Au cours des derniers mois, deux institutions universitaires canadiennes ont fait les manchettes en lien avec des événements odieux, de gravité variable cependant, impliquant leurs étudiants. Retour et réflexion sur la réaction et la gestion de crise des universités concernées.

En décembre dernier, une controverse a éclaté à l'Université Dalhousie, en Nouvelle-Écosse, relativement à des propos misogynes et dégradants, à caractère sexuel, échangés sur une page Facebook entre 13 étudiants de la Faculté de médecine dentaire, membres du groupe DDS 2015 Gentlemen. Aucune accusation criminelle n'a cependant été portée et l'université a choisi de mettre sur pied un processus de justice réparatrice, de séparer les étudiants du reste de la classe et de suspendre leurs stages cliniques.

Or, l'université a depuis essuyé de sévères critiques pour sa gestion de la situation, par l'entremise des signataires d'une pétition, de divers ordres professionnels de dentistes, d'étudiantes visées par les commentaires humiliants et de professeurs, qui ont tour à tour exigé que l'identité des étudiants soit révélée, que des mesures punitives plus sévères soient imposées et que soit abandonné le processus de justice réparatrice.

Pourtant, un processus de justice réparatrice et participative, loin d'être une obscure manoeuvre de camouflage, doit se dérouler selon les règles de l'université, dans le respect des victimes et la confidentialité des individus concernés. Les victimes ont l'occasion d'exprimer l'impact des actes reprochés sur leur vie et de recevoir des réponses aux questions qui les hantent. Les auteurs des gestes peuvent raconter le contexte de leurs écarts et tenter de redresser la situation avec les victimes par certaines formes de compensation. Évidemment, les conséquences et sanctions imposées doivent par ailleurs être justes et proportionnelles à la gravité des gestes commis.

Ryan Millet, un des 13 membres du groupe DDS 2015 Gentlemen, a néanmoins choisi de s'exclure de ce processus pour tirer à boulets rouges sur l'université, estimant avoir été ciblé injustement et jugé coupable par association. C'est son droit le plus strict de partir en guerre contre l'institution, bien que sa démarche s'avère précoce et qu'il sera bien malvenu de plaider ultérieurement une atteinte à sa réputation alors qu'il a lui-même renoncé, avec cette bruyante sortie, à la confidentialité offerte par le processus administratif.

Les Gee-Gees

Les incidents survenus à l'Université Dalhousie ont été précédés par le dépôt d'accusations d'agression sexuelle contre deux anciens hockeyeurs de l'équipe des Gee-Gees de l'Université d'Ottawa. L'université a réagi en commandant une enquête interne et en suspendant les activités de l'équipe de hockey après que le rapport eût fait état de violations généralisées des règles de conduite de l'université au sein de l'équipe. L'institution a depuis annoncé son intention de reconstruire le programme de hockey et d'établir de nouvelles lignes de conduite pour mieux encadrer les étudiants-athlètes.

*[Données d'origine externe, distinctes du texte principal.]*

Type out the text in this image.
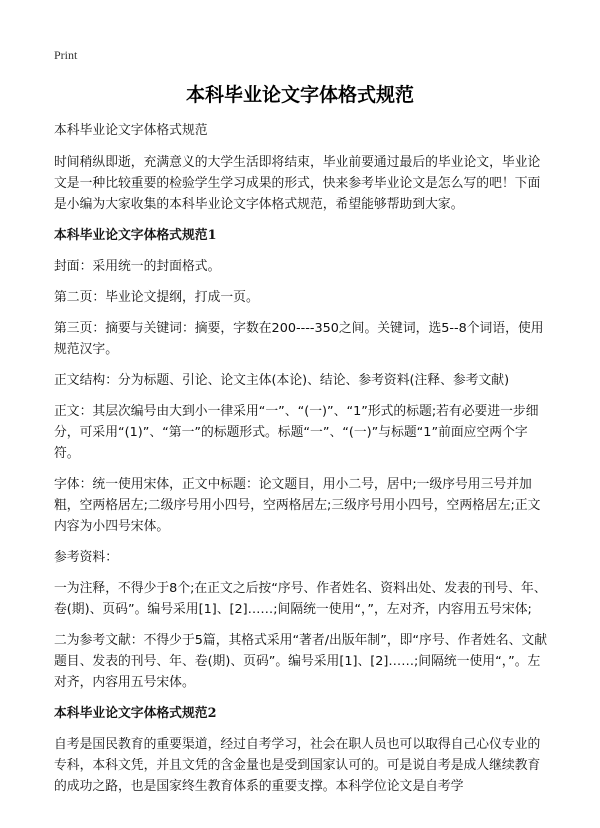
Print
本科毕业论文字体格式规范

本科毕业论文字体格式规范

时间稍纵即逝，充满意义的大学生活即将结束，毕业前要通过最后的毕业论文，毕业论文是一种比较重要的检验学生学习成果的形式，快来参考毕业论文是怎么写的吧！下面是小编为大家收集的本科毕业论文字体格式规范，希望能够帮助到大家。

本科毕业论文字体格式规范1

封面：采用统一的封面格式。

第二页：毕业论文提纲，打成一页。

第三页：摘要与关键词：摘要，字数在200----350之间。关键词，选5--8个词语，使用规范汉字。

正文结构：分为标题、引论、论文主体(本论)、结论、参考资料(注释、参考文献)

正文：其层次编号由大到小一律采用“一”、“(一)”、“1”形式的标题;若有必要进一步细分，可采用“(1)”、“第一”的标题形式。标题“一”、“(一)”与标题“1”前面应空两个字符。

字体：统一使用宋体，正文中标题：论文题目，用小二号，居中;一级序号用三号并加粗，空两格居左;二级序号用小四号，空两格居左;三级序号用小四号，空两格居左;正文内容为小四号宋体。

参考资料：

一为注释，不得少于8个;在正文之后按“序号、作者姓名、资料出处、发表的刊号、年、卷(期)、页码”。编号采用[1]、[2]……;间隔统一使用“，”，左对齐，内容用五号宋体;

二为参考文献：不得少于5篇，其格式采用“著者/出版年制”，即“序号、作者姓名、文献题目、发表的刊号、年、卷(期)、页码”。编号采用[1]、[2]……;间隔统一使用“，”。左对齐，内容用五号宋体。

本科毕业论文字体格式规范2

自考是国民教育的重要渠道，经过自考学习，社会在职人员也可以取得自己心仪专业的专科，本科文凭，并且文凭的含金量也是受到国家认可的。可是说自考是成人继续教育的成功之路，也是国家终生教育体系的重要支撑。本科学位论文是自考学
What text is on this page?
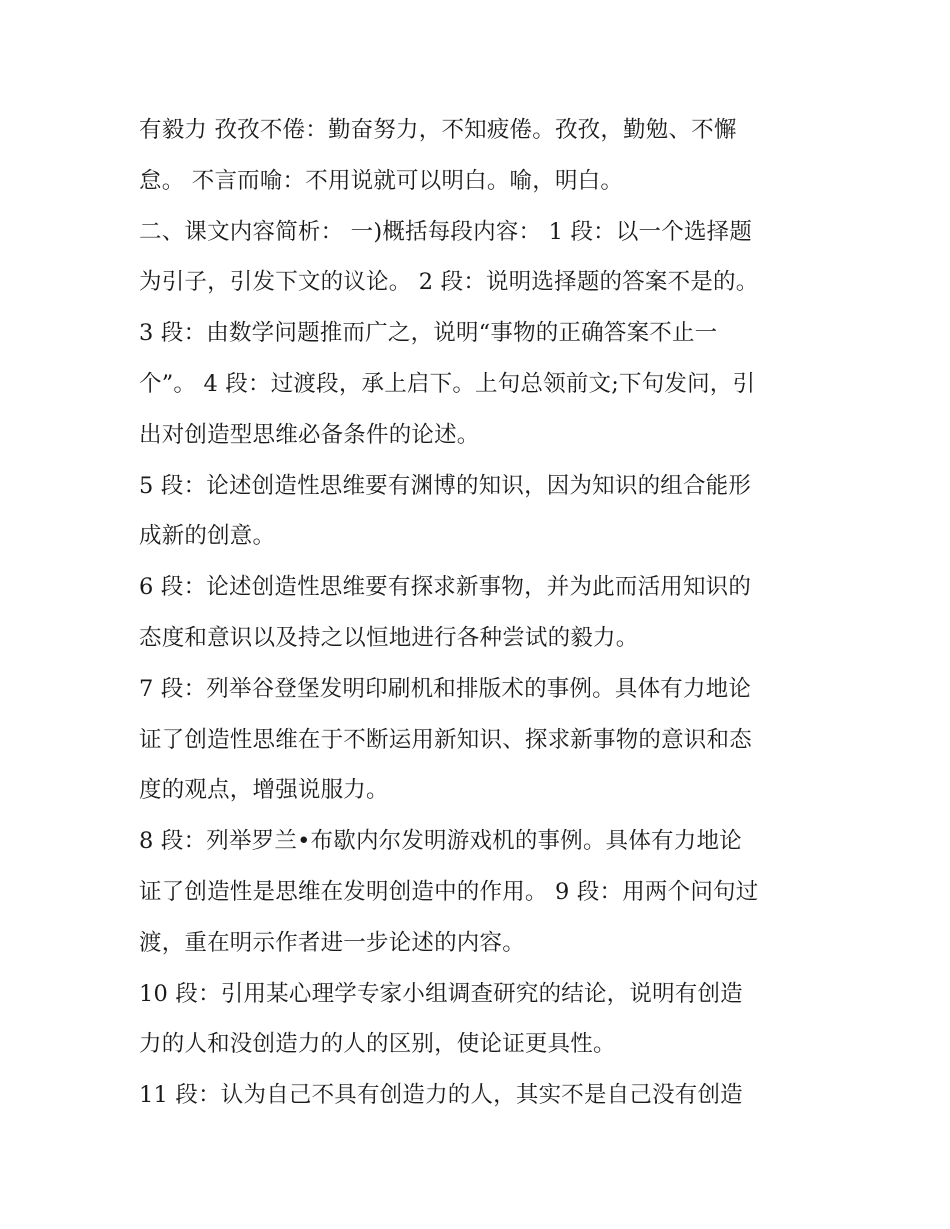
有毅力 孜孜不倦：勤奋努力，不知疲倦。孜孜，勤勉、不懈
怠。 不言而喻：不用说就可以明白。喻，明白。
二、课文内容简析： 一)概括每段内容： 1 段：以一个选择题
为引子，引发下文的议论。 2 段：说明选择题的答案不是的。
3 段：由数学问题推而广之，说明“事物的正确答案不止一
个”。 4 段：过渡段，承上启下。上句总领前文;下句发问，引
出对创造型思维必备条件的论述。
5 段：论述创造性思维要有渊博的知识，因为知识的组合能形
成新的创意。
6 段：论述创造性思维要有探求新事物，并为此而活用知识的
态度和意识以及持之以恒地进行各种尝试的毅力。
7 段：列举谷登堡发明印刷机和排版术的事例。具体有力地论
证了创造性思维在于不断运用新知识、探求新事物的意识和态
度的观点，增强说服力。
8 段：列举罗兰•布歇内尔发明游戏机的事例。具体有力地论
证了创造性是思维在发明创造中的作用。 9 段：用两个问句过
渡，重在明示作者进一步论述的内容。
10 段：引用某心理学专家小组调查研究的结论，说明有创造
力的人和没创造力的人的区别，使论证更具性。
11 段：认为自己不具有创造力的人，其实不是自己没有创造
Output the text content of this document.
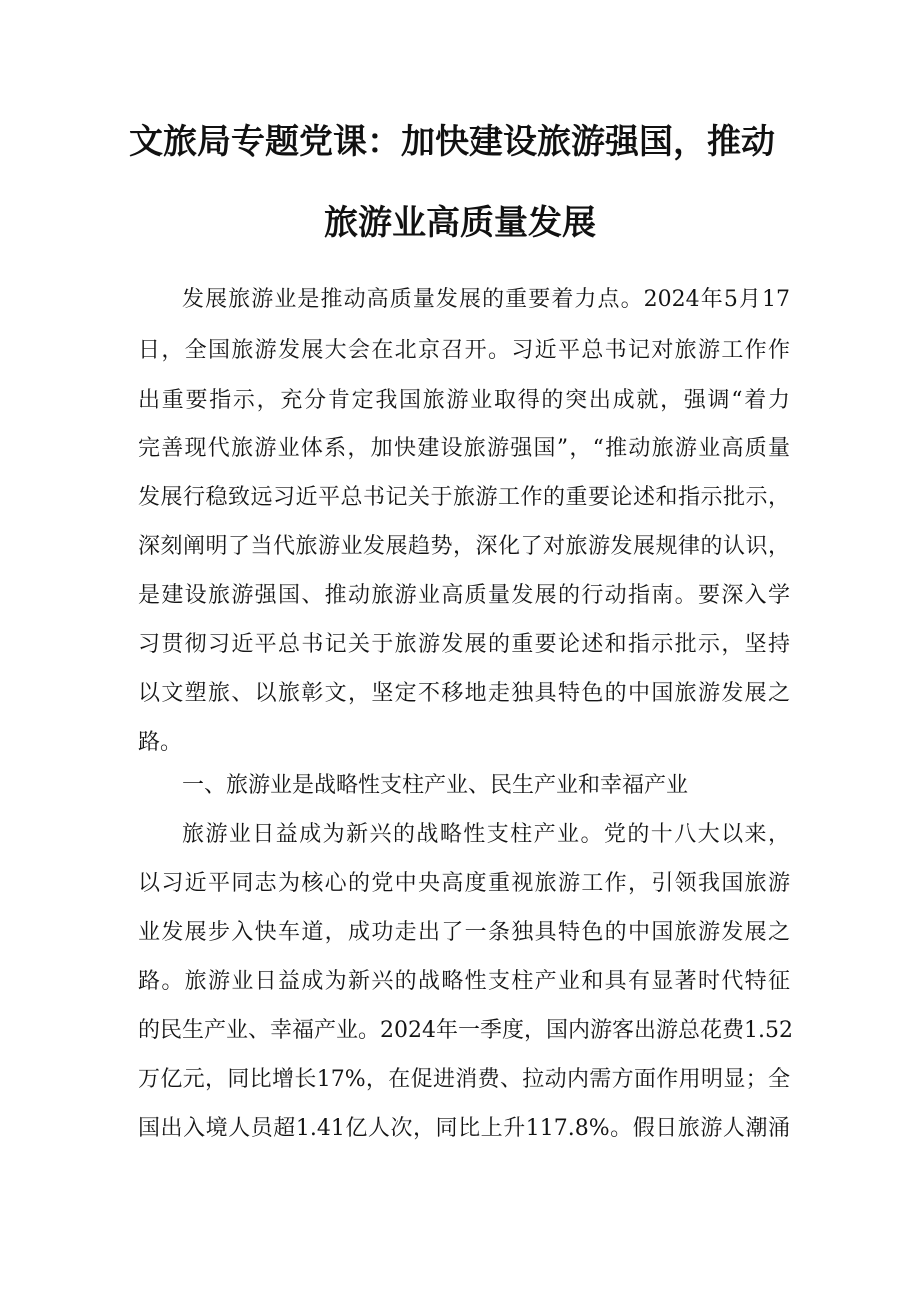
文旅局专题党课：加快建设旅游强国，推动
旅游业高质量发展
发展旅游业是推动高质量发展的重要着力点。2024年5月17
日，全国旅游发展大会在北京召开。习近平总书记对旅游工作作
出重要指示，充分肯定我国旅游业取得的突出成就，强调“着力
完善现代旅游业体系，加快建设旅游强国”，“推动旅游业高质量
发展行稳致远习近平总书记关于旅游工作的重要论述和指示批示，
深刻阐明了当代旅游业发展趋势，深化了对旅游发展规律的认识，
是建设旅游强国、推动旅游业高质量发展的行动指南。要深入学
习贯彻习近平总书记关于旅游发展的重要论述和指示批示，坚持
以文塑旅、以旅彰文，坚定不移地走独具特色的中国旅游发展之
路。
一、旅游业是战略性支柱产业、民生产业和幸福产业
旅游业日益成为新兴的战略性支柱产业。党的十八大以来，
以习近平同志为核心的党中央高度重视旅游工作，引领我国旅游
业发展步入快车道，成功走出了一条独具特色的中国旅游发展之
路。旅游业日益成为新兴的战略性支柱产业和具有显著时代特征
的民生产业、幸福产业。2024年一季度，国内游客出游总花费1.52
万亿元，同比增长17%，在促进消费、拉动内需方面作用明显；全
国出入境人员超1.41亿人次，同比上升117.8%。假日旅游人潮涌
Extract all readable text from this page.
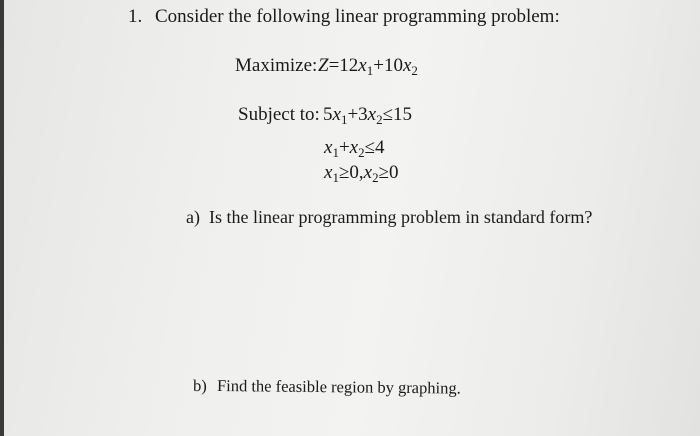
1. Consider the following linear programming problem:
Maximize: $Z=12x_1+10x_2$
Subject to: $5x_1+3x_2\le 15$
$x_1+x_2\le 4$
$x_1\ge 0,x_2\ge 0$
a) Is the linear programming problem in standard form?
b) Find the feasible region by graphing.
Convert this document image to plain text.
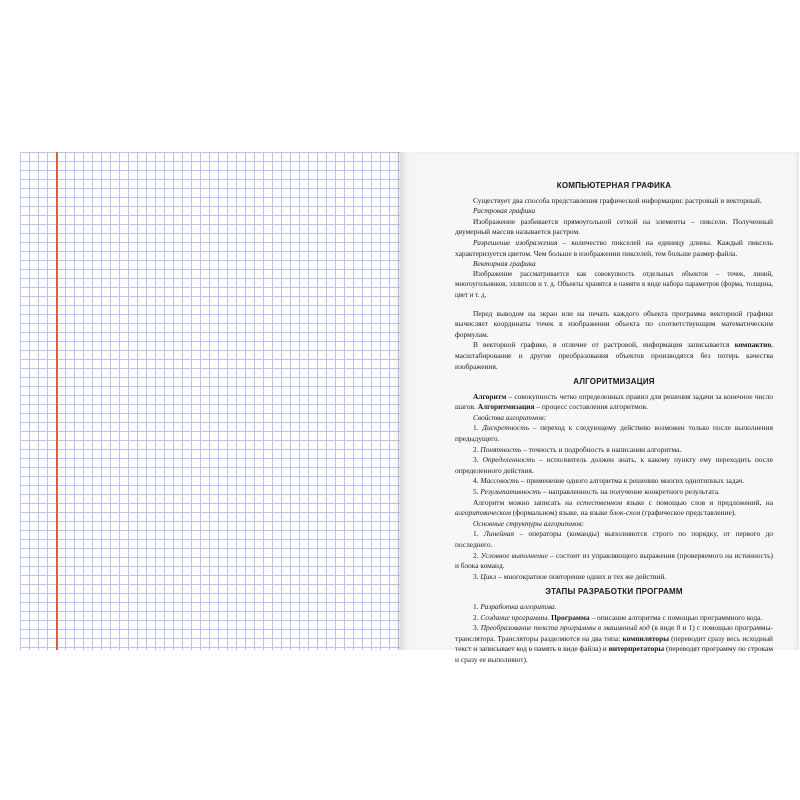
КОМПЬЮТЕРНАЯ ГРАФИКА
Существует два способа представления графической информации: растровый и векторный.
Растровая графика
Изображение разбивается прямоугольной сеткой на элементы – пиксели. Полученный двумерный массив называется растром.
Разрешение изображения – количество пикселей на единицу длины. Каждый пиксель характеризуется цветом. Чем больше в изображении пикселей, тем больше размер файла.
Векторная графика
Изображение рассматривается как совокупность отдельных объектов – точек, линий, многоугольников, эллипсов и т. д. Объекты хранятся в памяти в виде набора параметров (форма, толщина, цвет и т. д.
Перед выводом на экран или на печать каждого объекта программа векторной графики вычисляет координаты точек в изображении объекта по соответствующим математическим формулам.
В векторной графике, в отличие от растровой, информация записывается компактно, масштабирование и другие преобразования объектов производятся без потерь качества изображения.
АЛГОРИТМИЗАЦИЯ
Алгоритм – совокупность четко определенных правил для решения задачи за конечное число шагов. Алгоритмизация – процесс составления алгоритмов.
Свойства алгоритмов:
1. Дискретность – переход к следующему действию возможен только после выполнения предыдущего.
2. Понятность – точность и подробность в написании алгоритма.
3. Определенность – исполнитель должен знать, к какому пункту ему переходить после определенного действия.
4. Массовость – применение одного алгоритма к решению многих однотипных задач.
5. Результативность – направленность на получение конкретного результата.
Алгоритм можно записать на естественном языке с помощью слов и предложений, на алгоритмическом (формальном) языке, на языке блок-схем (графическое представление).
Основные структуры алгоритмов:
1. Линейная – операторы (команды) выполняются строго по порядку, от первого до последнего.
2. Условное выполнение – состоит из управляющего выражения (проверяемого на истинность) и блока команд.
3. Цикл – многократное повторение одних и тех же действий.
ЭТАПЫ РАЗРАБОТКИ ПРОГРАММ
1. Разработка алгоритма.
2. Создание программы. Программа – описание алгоритма с помощью программного кода.
3. Преобразование текста программы в машинный код (в виде 0 и 1) с помощью программы-транслятора. Трансляторы разделяются на два типа: компиляторы (переводит сразу весь исходный текст и записывает код в память в виде файла) и интерпретаторы (переводят программу по строкам и сразу ее выполняют).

Mais voilà que 22 anciens joueurs des Gee-Gees viennent de déposer une demande de recours collectif de 6 millions, alléguant avoir été injustement associés aux accusations d'agression sexuelle et avoir subi des préjudices à la suite de la décision de l'université de suspendre son programme de hockey. 

On reproche donc à l'université d'être intervenue selon ses procédures administratives pour corriger un climat malsain à l'intérieur d'un de ses programmes. On imagine pourtant assez facilement le tollé qu'aurait provoqué l'inaction de l'institution devant les révélations de comportements déshonorants généralisés. Comme disent les Anglais, «Damned if you do, damned if you don't».

Je ne prétends pas qu'il faille s'incliner les yeux fermés devant les décisions prises par les universités pour gérer ces crises. Cependant, la précipitation avec laquelle certains montent aux barricades laisse peu de chance aux autorités de faire leur travail et alimentent la méfiance à l'égard de processus de justice administrative qui, sans être parfaits, se veulent rigoureux et équitables.